Yet the "dodgy dossier", which Mr Campbell admitted "had not met the required standard of accuracy", is still posted on the Downing Street website. Nearly five months after its publication, there is no indication that its contents have been copied - inaccurately in a number of cases - from published sources or that numbers were rounded up and the language hardened.

"I'm absolutely surprised that the document is still up there," said Ibrahim al-Marashi, the Oxford PhD student whose work was copied. In September 2002 a chapter on Iraqi security from his undergraduate dissertation was published in the Middle East Review of International Affairs and lifted without acknowledgement by a Downing Street team under Alison Blackshaw, Mr Campbell's personal assistant.

"They're shooting themselves in the foot if they are still standing by this document," said Mr Marashi. "The Blair government has lost trust among the British public and the world over this plagiarism scandal."
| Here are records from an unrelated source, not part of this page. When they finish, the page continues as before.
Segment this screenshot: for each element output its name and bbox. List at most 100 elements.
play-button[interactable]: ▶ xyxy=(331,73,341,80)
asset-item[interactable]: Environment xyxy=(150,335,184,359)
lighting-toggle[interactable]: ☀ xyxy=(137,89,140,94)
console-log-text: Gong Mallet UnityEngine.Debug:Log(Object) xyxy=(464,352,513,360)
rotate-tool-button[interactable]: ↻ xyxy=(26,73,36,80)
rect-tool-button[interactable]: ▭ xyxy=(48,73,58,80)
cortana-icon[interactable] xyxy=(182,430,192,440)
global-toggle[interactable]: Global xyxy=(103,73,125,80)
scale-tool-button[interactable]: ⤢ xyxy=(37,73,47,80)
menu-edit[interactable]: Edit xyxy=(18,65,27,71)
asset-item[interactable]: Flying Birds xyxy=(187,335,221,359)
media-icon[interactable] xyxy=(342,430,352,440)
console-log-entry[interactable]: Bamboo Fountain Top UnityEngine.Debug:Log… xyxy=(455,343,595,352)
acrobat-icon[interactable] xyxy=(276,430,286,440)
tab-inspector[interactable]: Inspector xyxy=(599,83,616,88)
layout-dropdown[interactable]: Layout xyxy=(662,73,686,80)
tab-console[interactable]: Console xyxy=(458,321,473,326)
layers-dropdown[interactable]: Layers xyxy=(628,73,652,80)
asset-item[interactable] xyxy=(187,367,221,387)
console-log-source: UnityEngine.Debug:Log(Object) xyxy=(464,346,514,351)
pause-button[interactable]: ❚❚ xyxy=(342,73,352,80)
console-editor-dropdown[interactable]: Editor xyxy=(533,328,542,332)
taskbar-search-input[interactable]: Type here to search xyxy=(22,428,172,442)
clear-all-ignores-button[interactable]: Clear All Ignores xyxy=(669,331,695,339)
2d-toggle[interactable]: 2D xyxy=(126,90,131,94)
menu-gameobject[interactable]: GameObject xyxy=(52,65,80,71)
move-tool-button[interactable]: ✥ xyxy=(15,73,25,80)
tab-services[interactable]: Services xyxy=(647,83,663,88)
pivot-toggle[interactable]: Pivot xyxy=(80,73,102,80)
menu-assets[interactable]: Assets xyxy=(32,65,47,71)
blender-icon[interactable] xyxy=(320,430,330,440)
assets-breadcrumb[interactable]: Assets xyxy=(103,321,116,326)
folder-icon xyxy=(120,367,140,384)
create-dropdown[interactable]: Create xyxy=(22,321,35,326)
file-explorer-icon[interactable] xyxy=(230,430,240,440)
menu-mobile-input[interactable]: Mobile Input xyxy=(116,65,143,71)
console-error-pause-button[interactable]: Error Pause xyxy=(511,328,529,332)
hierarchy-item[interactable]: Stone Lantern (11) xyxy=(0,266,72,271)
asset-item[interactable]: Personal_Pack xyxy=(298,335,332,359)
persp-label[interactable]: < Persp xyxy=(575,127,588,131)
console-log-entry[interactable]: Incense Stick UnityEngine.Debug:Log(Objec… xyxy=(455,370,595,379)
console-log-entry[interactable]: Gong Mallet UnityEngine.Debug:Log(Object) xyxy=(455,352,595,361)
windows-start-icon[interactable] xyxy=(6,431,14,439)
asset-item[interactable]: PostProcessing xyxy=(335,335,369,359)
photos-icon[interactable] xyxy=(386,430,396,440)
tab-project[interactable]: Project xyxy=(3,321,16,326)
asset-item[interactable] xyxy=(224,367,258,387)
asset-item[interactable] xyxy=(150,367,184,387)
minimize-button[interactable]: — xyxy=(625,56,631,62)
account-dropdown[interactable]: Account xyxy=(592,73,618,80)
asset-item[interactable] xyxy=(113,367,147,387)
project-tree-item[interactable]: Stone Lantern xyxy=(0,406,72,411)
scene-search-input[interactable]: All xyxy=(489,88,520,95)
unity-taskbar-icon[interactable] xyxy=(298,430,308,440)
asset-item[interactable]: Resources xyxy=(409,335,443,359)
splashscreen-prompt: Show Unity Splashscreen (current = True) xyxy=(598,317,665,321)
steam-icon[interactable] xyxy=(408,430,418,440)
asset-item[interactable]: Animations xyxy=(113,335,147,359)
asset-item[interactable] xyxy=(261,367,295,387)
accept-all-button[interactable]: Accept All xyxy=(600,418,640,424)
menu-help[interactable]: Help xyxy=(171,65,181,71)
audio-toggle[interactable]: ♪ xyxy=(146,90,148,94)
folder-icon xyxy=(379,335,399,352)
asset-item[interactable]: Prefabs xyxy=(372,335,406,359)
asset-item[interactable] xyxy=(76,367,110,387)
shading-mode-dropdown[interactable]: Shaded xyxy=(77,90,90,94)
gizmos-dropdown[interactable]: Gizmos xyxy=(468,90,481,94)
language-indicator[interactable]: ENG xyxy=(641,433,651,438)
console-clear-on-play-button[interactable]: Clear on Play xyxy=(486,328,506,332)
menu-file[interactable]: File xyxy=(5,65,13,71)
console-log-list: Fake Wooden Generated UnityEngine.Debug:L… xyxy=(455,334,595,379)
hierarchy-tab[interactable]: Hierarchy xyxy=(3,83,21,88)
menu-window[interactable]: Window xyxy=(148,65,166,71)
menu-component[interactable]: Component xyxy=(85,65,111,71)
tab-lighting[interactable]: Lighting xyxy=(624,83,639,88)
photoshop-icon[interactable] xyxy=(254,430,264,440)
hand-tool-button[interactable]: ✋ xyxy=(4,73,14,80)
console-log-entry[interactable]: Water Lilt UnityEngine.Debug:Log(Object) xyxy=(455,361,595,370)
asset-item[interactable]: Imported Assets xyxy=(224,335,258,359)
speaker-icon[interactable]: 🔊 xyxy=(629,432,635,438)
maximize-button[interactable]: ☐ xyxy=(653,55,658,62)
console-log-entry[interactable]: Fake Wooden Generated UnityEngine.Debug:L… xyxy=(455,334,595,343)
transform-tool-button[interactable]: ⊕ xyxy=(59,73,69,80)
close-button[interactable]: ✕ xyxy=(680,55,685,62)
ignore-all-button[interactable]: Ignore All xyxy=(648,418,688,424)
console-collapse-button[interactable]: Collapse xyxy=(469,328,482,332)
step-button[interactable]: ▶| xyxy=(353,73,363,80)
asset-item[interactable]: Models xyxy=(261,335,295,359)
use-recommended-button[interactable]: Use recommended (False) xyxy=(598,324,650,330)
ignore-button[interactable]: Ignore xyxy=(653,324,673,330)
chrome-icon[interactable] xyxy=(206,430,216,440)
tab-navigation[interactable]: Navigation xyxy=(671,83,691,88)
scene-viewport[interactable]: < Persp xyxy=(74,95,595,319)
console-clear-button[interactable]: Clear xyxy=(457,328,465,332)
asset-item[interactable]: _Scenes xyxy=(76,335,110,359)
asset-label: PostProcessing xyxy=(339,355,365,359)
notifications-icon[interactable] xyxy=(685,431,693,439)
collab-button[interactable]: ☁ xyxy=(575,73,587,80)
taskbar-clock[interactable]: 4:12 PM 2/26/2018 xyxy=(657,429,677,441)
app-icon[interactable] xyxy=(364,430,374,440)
Earlier this month Mr Campbell wrote to Sir Richard Dearlove, head of MI6, the foreign intelligence service, and Eliza Manningham-Buller, head of MI5, responsible for internal security, to apologise for the way the document, "Iraq - its infrastructure of concealment, deception and intimidation", was put together. Despite its claim to draw upon intelligence material, it was not cleared by the Joint Intelligence Committee, the top clearing-house for secret information.
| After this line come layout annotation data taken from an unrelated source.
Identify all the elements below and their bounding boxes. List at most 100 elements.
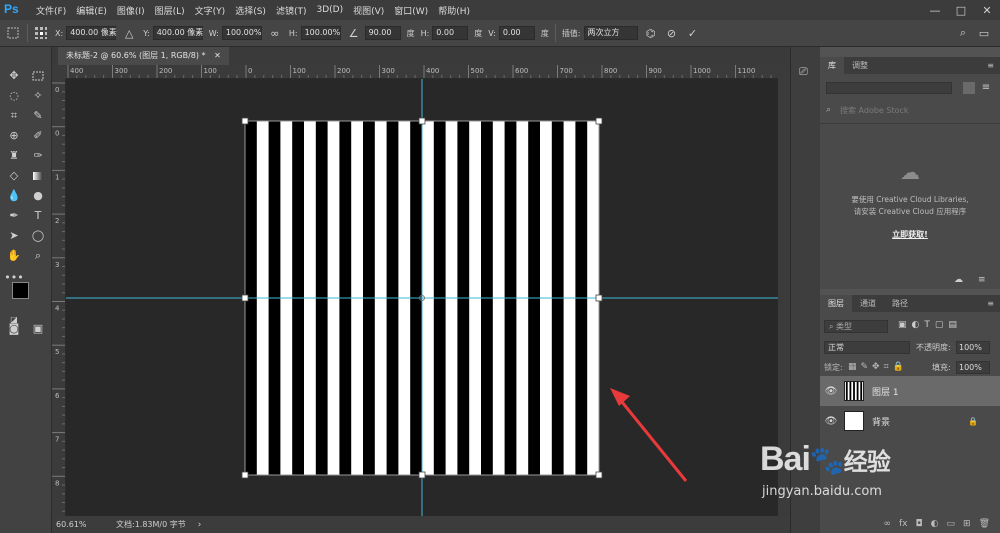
- layer-filter-icons[interactable]: ▣◐T▢▤: [898, 320, 994, 333]
- menu-image[interactable]: 图像(I): [117, 4, 145, 17]
- angle-field[interactable]: 90.00: [364, 26, 401, 40]
- canvas-area[interactable]: [66, 79, 778, 516]
- vskew-field[interactable]: 0.00: [498, 26, 535, 40]
- link-icon[interactable]: ∞: [267, 25, 283, 41]
- menu-help[interactable]: 帮助(H): [438, 4, 470, 17]
- eyedropper-tool-icon[interactable]: ✎: [28, 107, 48, 124]
- quick-mask-icon[interactable]: ◙: [4, 320, 24, 337]
- menu-window[interactable]: 窗口(W): [394, 4, 428, 17]
- screen-mode-icon[interactable]: ▣: [28, 320, 48, 337]
- move-tool-icon[interactable]: ✥: [4, 67, 24, 84]
- transform-handle-tr[interactable]: [595, 117, 603, 125]
- vertical-scrollbar[interactable]: [778, 65, 790, 516]
- new-group-icon[interactable]: ▭: [947, 519, 956, 529]
- tab-channels[interactable]: 通道: [852, 295, 884, 312]
- blur-tool-icon[interactable]: 💧: [4, 187, 24, 204]
- transform-handle-left[interactable]: [241, 294, 249, 302]
- horizontal-ruler[interactable]: 400 300 200 100 0 100 200 300 400 500 600 700 800 900…: [66, 65, 778, 79]
- library-menu-icon[interactable]: ≡: [978, 275, 994, 287]
- zoom-tool-icon[interactable]: ⌕: [28, 247, 48, 264]
- history-panel-icon[interactable]: ⎚: [799, 65, 813, 79]
- brush-tool-icon[interactable]: ✐: [28, 127, 48, 144]
- clone-stamp-tool-icon[interactable]: ♜: [4, 147, 24, 164]
- fill-field[interactable]: 100%: [956, 361, 990, 374]
- delta-icon[interactable]: △: [121, 25, 137, 41]
- pen-tool-icon[interactable]: ✒: [4, 207, 24, 224]
- h-field[interactable]: 100.00%: [300, 26, 341, 40]
- layers-menu-icon[interactable]: ≡: [981, 295, 1000, 312]
- w-field[interactable]: 100.00%: [221, 26, 262, 40]
- link-layers-icon[interactable]: ∞: [884, 519, 892, 529]
- transform-handle-tl[interactable]: [241, 117, 249, 125]
- minimize-button[interactable]: —: [922, 0, 948, 20]
- search-icon[interactable]: ⌕: [955, 25, 971, 41]
- eraser-tool-icon[interactable]: ◇: [4, 167, 24, 184]
- layer-style-icon[interactable]: fx: [899, 519, 908, 529]
- transform-handle-right[interactable]: [595, 294, 603, 302]
- menu-select[interactable]: 选择(S): [235, 4, 266, 17]
- hand-tool-icon[interactable]: ✋: [4, 247, 24, 264]
- list-view-icon[interactable]: ≡: [980, 82, 992, 94]
- canvas-drawing[interactable]: [66, 79, 778, 516]
- type-tool-icon[interactable]: T: [28, 207, 48, 224]
- blend-mode-select[interactable]: 正常: [824, 341, 910, 354]
- history-brush-tool-icon[interactable]: ✑: [28, 147, 48, 164]
- new-layer-icon[interactable]: ⊞: [963, 519, 971, 529]
- status-menu-arrow[interactable]: ›: [198, 520, 202, 530]
- close-window-button[interactable]: ✕: [974, 0, 1000, 20]
- warp-icon[interactable]: ⌬: [643, 25, 659, 41]
- reference-point-icon[interactable]: [33, 25, 49, 41]
- layer-name[interactable]: 图层 1: [872, 385, 899, 398]
- lasso-tool-icon[interactable]: ◌: [4, 87, 24, 104]
- menu-file[interactable]: 文件(F): [36, 4, 66, 17]
- hskew-field[interactable]: 0.00: [432, 26, 469, 40]
- transform-handle-bl[interactable]: [241, 471, 249, 479]
- x-field[interactable]: 400.00 像素: [66, 26, 117, 40]
- adjustment-layer-icon[interactable]: ◐: [931, 519, 939, 529]
- close-document-icon[interactable]: ✕: [214, 51, 221, 60]
- gradient-tool-icon[interactable]: [28, 167, 48, 184]
- healing-brush-tool-icon[interactable]: ⊕: [4, 127, 24, 144]
- lock-icons[interactable]: ▦✎✥⌗🔒: [848, 361, 932, 374]
- zoom-level[interactable]: 60.61%: [56, 520, 92, 529]
- grid-view-icon[interactable]: [963, 82, 975, 94]
- maximize-button[interactable]: □: [948, 0, 974, 20]
- menu-3d[interactable]: 3D(D): [316, 5, 343, 15]
- transform-tool-icon[interactable]: [5, 25, 21, 41]
- visibility-eye-icon[interactable]: 👁: [820, 416, 842, 427]
- get-now-link[interactable]: 立即获取!: [820, 229, 1000, 240]
- marquee-tool-icon[interactable]: [28, 67, 48, 84]
- cancel-transform-icon[interactable]: ⊘: [664, 25, 680, 41]
- transform-handle-bottom[interactable]: [418, 471, 426, 479]
- workspace-icon[interactable]: ▭: [976, 25, 992, 41]
- dodge-tool-icon[interactable]: ●: [28, 187, 48, 204]
- tab-layers[interactable]: 图层: [820, 295, 852, 312]
- tab-adjustments[interactable]: 调整: [844, 57, 876, 74]
- cloud-sync-icon[interactable]: ☁: [954, 275, 970, 287]
- menu-edit[interactable]: 编辑(E): [76, 4, 107, 17]
- opacity-field[interactable]: 100%: [956, 341, 990, 354]
- y-field[interactable]: 400.00 像素: [152, 26, 203, 40]
- delete-layer-icon[interactable]: 🗑: [979, 519, 990, 529]
- panel-menu-icon[interactable]: ≡: [981, 57, 1000, 74]
- layer-row-layer1[interactable]: 👁 图层 1: [820, 376, 1000, 406]
- tab-libraries[interactable]: 库: [820, 57, 844, 74]
- path-selection-tool-icon[interactable]: ➤: [4, 227, 24, 244]
- add-mask-icon[interactable]: ◘: [916, 519, 923, 529]
- menu-layer[interactable]: 图层(L): [155, 4, 185, 17]
- ellipse-tool-icon[interactable]: ◯: [28, 227, 48, 244]
- layer-filter-type[interactable]: ⌕ 类型: [824, 320, 888, 333]
- interpolation-select[interactable]: 两次立方: [583, 26, 638, 40]
- menu-type[interactable]: 文字(Y): [195, 4, 226, 17]
- vertical-ruler[interactable]: 0 0 1 2 3 4 5 6 7 8: [52, 79, 66, 516]
- library-select[interactable]: [826, 82, 952, 94]
- crop-tool-icon[interactable]: ⌗: [4, 107, 24, 124]
- foreground-color-swatch[interactable]: [12, 282, 29, 299]
- document-tab[interactable]: 未标题-2 @ 60.6% (图层 1, RGB/8) * ✕: [58, 47, 229, 65]
- layer-name[interactable]: 背景: [872, 415, 890, 428]
- magic-wand-tool-icon[interactable]: ✧: [28, 87, 48, 104]
- menu-view[interactable]: 视图(V): [353, 4, 384, 17]
- transform-handle-br[interactable]: [595, 471, 603, 479]
- menu-filter[interactable]: 滤镜(T): [276, 4, 307, 17]
- stock-search-field[interactable]: 搜索 Adobe Stock: [840, 105, 909, 117]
Dr Glen Rangwala, a Cambridge University expert on the WMD issue who first spotted the plagiarism, said: "What the Government hasn't done is to admit there were mistakes." The Downing Street team took information from one source and mixed it in with different information from another, he said.

"For example, they copied the first two paragraphs about the al-Amn al-Askari, or Military Security Service, from Marashi's thesis, but then took the rest from a 1997 article in Jane's Intelligence Review about the al-Amn al-Aam, or Directorate of General Security."

Dr Rangwala said the compilers of the dossier made the language stronger than the original. A "lifted" section on Iraq's secret police, the Mukhabarat, said their duties included "monitoring foreign embassies in Iraq" and "aiding opposition groups in hostile regimes". In the dossier this became "spying on foreign embassies in Iraq" and "supporting terrorist organisations in hostile regimes".

Sean Boyne, whose Jane's article was plagiarised, said: "I wouldn't like to think that anything I wrote justified the war. If they were using materials from other sources, they should have acknowledged them."

Mr Marashi said he supported the war, but added: "The research is meant to inform, not to advance a political agenda. The Govern- ment's act of plagiarism made me wonder: how much did they know about Iraq before going into this war?"